I loved this song as a child because Peter, Paul and Mary sang it, long before I had any idea what it was about or when or why it was written. I loved it again as a teenager when I understood exactly what it was about and when and why it was written. I love it now because although the face I envision for "a man" has changed, the relevance has become all the greater, and all the more poignant.

I had a very hard time narrowing this meme to three...was hugely tempted to use the non-anthemic but wonderful "In the Passage" by Dan Fogelberg ("There's a time when the traveler is fated to find/That insight has turned his gaze behind, behind/And the steps taken yesterday will beckon again/And lead to his weary journey's end, his journey's end/And in the passage from the cradle to the grave/We are borne, madly dancing/Rushing headlong through the crashing of the days/We run on and on without a backwards glance") because The Innocent Age was my favorite album in high school, which I think is pretty ironic, looking at the lyrics tonight and wondering how I had such a taste for nostalgia when I was too young to have anything to be nostalgic about. Kathy Mattea's "Further and Further Away", which is not an anthem, has the same effect (Mattea's "I Wear Your Love", which is an anthem, has unfortunately not really been mine except in theory). I think my great love of the Dawson's Creek soundtracks stems from its combination of forward-looking love songs like "Kiss Me" and twisted nostalgic pieces like "Waiting For My Real Life To Begin".

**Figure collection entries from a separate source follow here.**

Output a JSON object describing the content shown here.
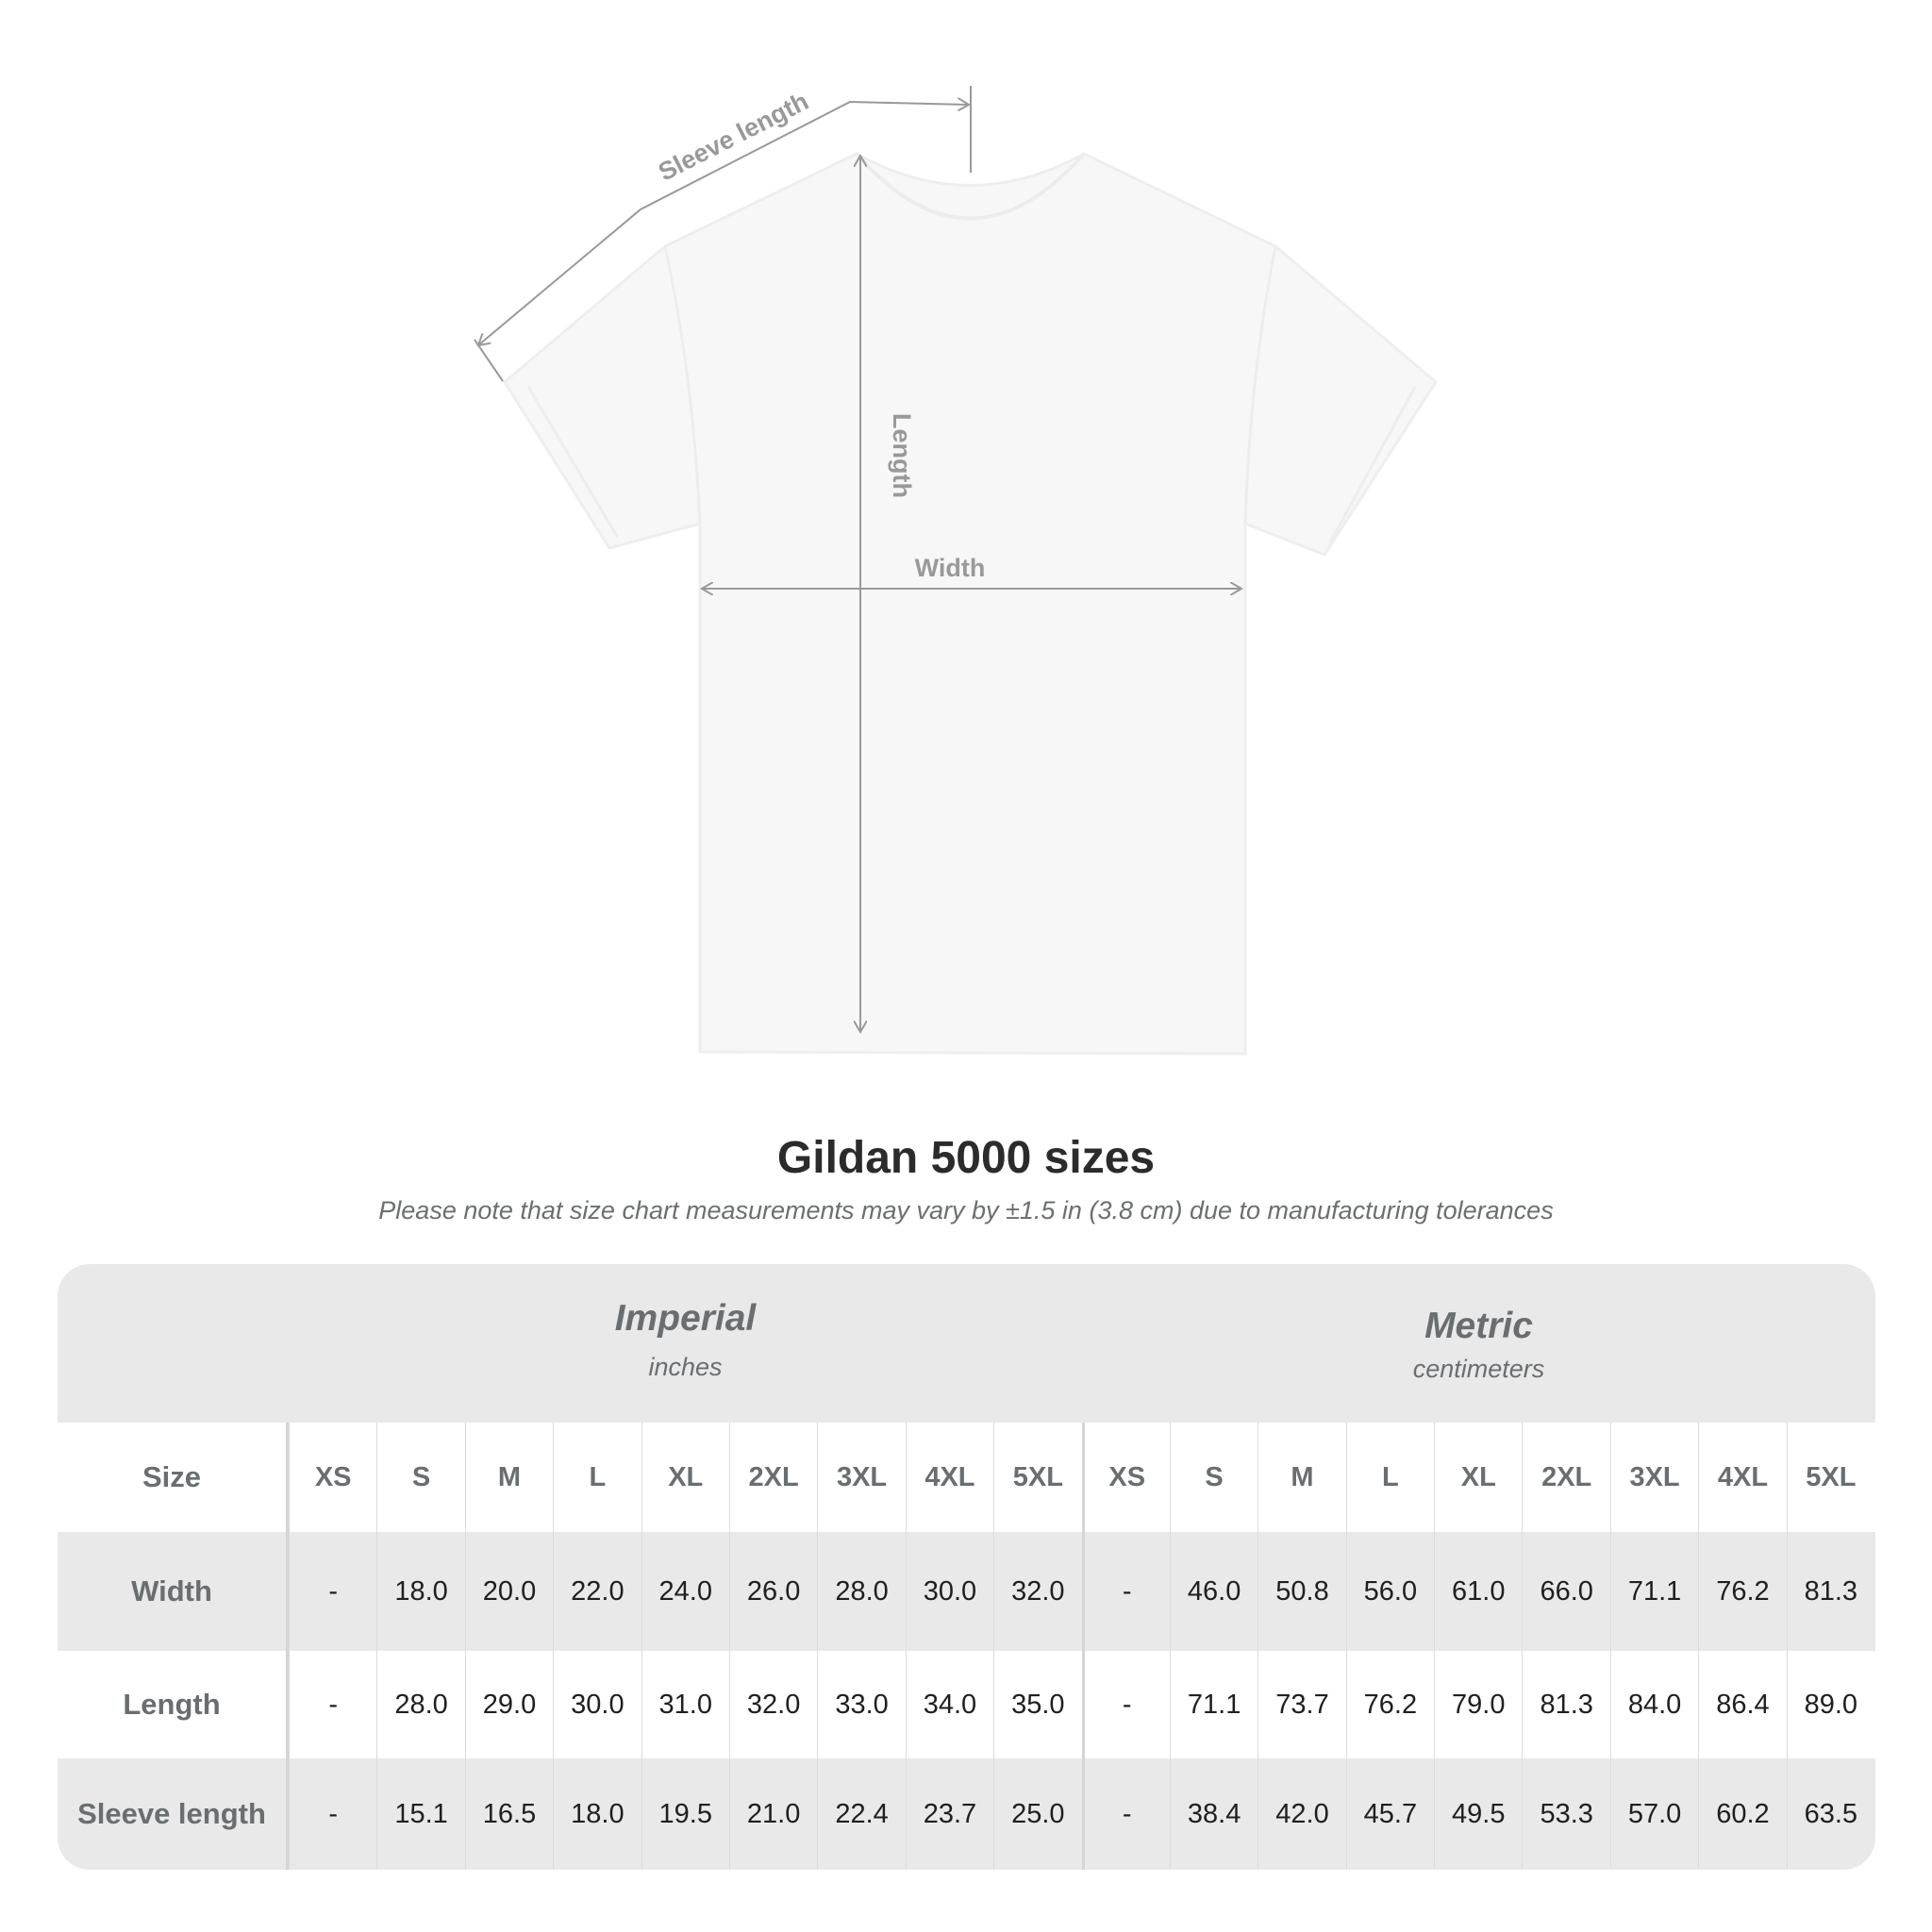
{
  "diagram": {
    "labels": {
      "sleeve_length": "Sleeve length",
      "length": "Length",
      "width": "Width"
    }
  },
  "title": "Gildan 5000 sizes",
  "note": "Please note that size chart measurements may vary by ±1.5 in (3.8 cm) due to manufacturing tolerances",
  "table": {
    "imperial": {
      "heading": "Imperial",
      "unit": "inches"
    },
    "metric": {
      "heading": "Metric",
      "unit": "centimeters"
    },
    "size_label": "Size",
    "sizes": [
      "XS",
      "S",
      "M",
      "L",
      "XL",
      "2XL",
      "3XL",
      "4XL",
      "5XL"
    ],
    "rows": [
      {
        "label": "Width",
        "imperial": [
          "-",
          "18.0",
          "20.0",
          "22.0",
          "24.0",
          "26.0",
          "28.0",
          "30.0",
          "32.0"
        ],
        "metric": [
          "-",
          "46.0",
          "50.8",
          "56.0",
          "61.0",
          "66.0",
          "71.1",
          "76.2",
          "81.3"
        ]
      },
      {
        "label": "Length",
        "imperial": [
          "-",
          "28.0",
          "29.0",
          "30.0",
          "31.0",
          "32.0",
          "33.0",
          "34.0",
          "35.0"
        ],
        "metric": [
          "-",
          "71.1",
          "73.7",
          "76.2",
          "79.0",
          "81.3",
          "84.0",
          "86.4",
          "89.0"
        ]
      },
      {
        "label": "Sleeve length",
        "imperial": [
          "-",
          "15.1",
          "16.5",
          "18.0",
          "19.5",
          "21.0",
          "22.4",
          "23.7",
          "25.0"
        ],
        "metric": [
          "-",
          "38.4",
          "42.0",
          "45.7",
          "49.5",
          "53.3",
          "57.0",
          "60.2",
          "63.5"
        ]
      }
    ]
  }
}
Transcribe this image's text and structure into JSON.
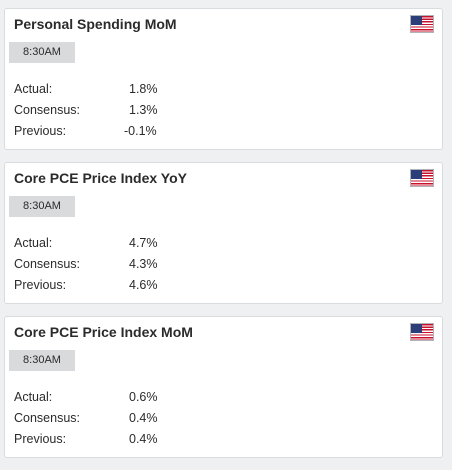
{
  "events": [
    {
      "title": "Personal Spending MoM",
      "time": "8:30AM",
      "flag": "us-flag-icon",
      "actual_label": "Actual:",
      "actual": "1.8%",
      "consensus_label": "Consensus:",
      "consensus": "1.3%",
      "previous_label": "Previous:",
      "previous": "-0.1%"
    },
    {
      "title": "Core PCE Price Index YoY",
      "time": "8:30AM",
      "flag": "us-flag-icon",
      "actual_label": "Actual:",
      "actual": "4.7%",
      "consensus_label": "Consensus:",
      "consensus": "4.3%",
      "previous_label": "Previous:",
      "previous": "4.6%"
    },
    {
      "title": "Core PCE Price Index MoM",
      "time": "8:30AM",
      "flag": "us-flag-icon",
      "actual_label": "Actual:",
      "actual": "0.6%",
      "consensus_label": "Consensus:",
      "consensus": "0.4%",
      "previous_label": "Previous:",
      "previous": "0.4%"
    }
  ],
  "colors": {
    "background": "#eef0f2",
    "card": "#ffffff",
    "badge": "#d9dadb",
    "text": "#2b2b2b"
  }
}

Okay, you know what? I have three more. But I'll keep them short.

1) "Hold On" by Mary Beth

At the start of your life, are you given a golden key
To personalize, so carefully
And slowly you groove it, make it your own
And when you find where it fits well, swing it wide
And follow him home, examine his soul.
Because as an explanation of how romantic love works, I just love this.

2) "Telling Stories" by Tracy Chapman

There is fiction in the space between
The lines on your page of memories
Write it down but it doesn’t mean
You’re not just telling stories
There is fiction in the space between
You and me.
She's a wonderful lyricist, and her love songs absolutely break me up ("The Promise" is both an A/B and R/S song for me, if you want a fandom connection). But this one, as pointed out at some point, doesn't only have to be about how personal memory and rewriting works; it could be about how fan fiction works.

3) "A Poem on the Underground Wall" by Paul Simon

Now from his pocket quick he flashes,
The crayon on the wall he slashes,
Deep upon the advertising,
A single worded poem comprised
Of four letters.
And his heart is laughing, screaming, pounding
The poem across the tracks rebounding
Shadowed by the exit light
His legs take their ascending flight
To seek the breast of darkness and be suckled by the night.
Picking one quote from Paul Simon is like picking one play from Shakespeare -- yes, I mean it, I think he's the greatest poet of a generation. This one has the lyric cleverness, the social rebellion, the wit, the manic rhythm...the F word as poetry. I love it.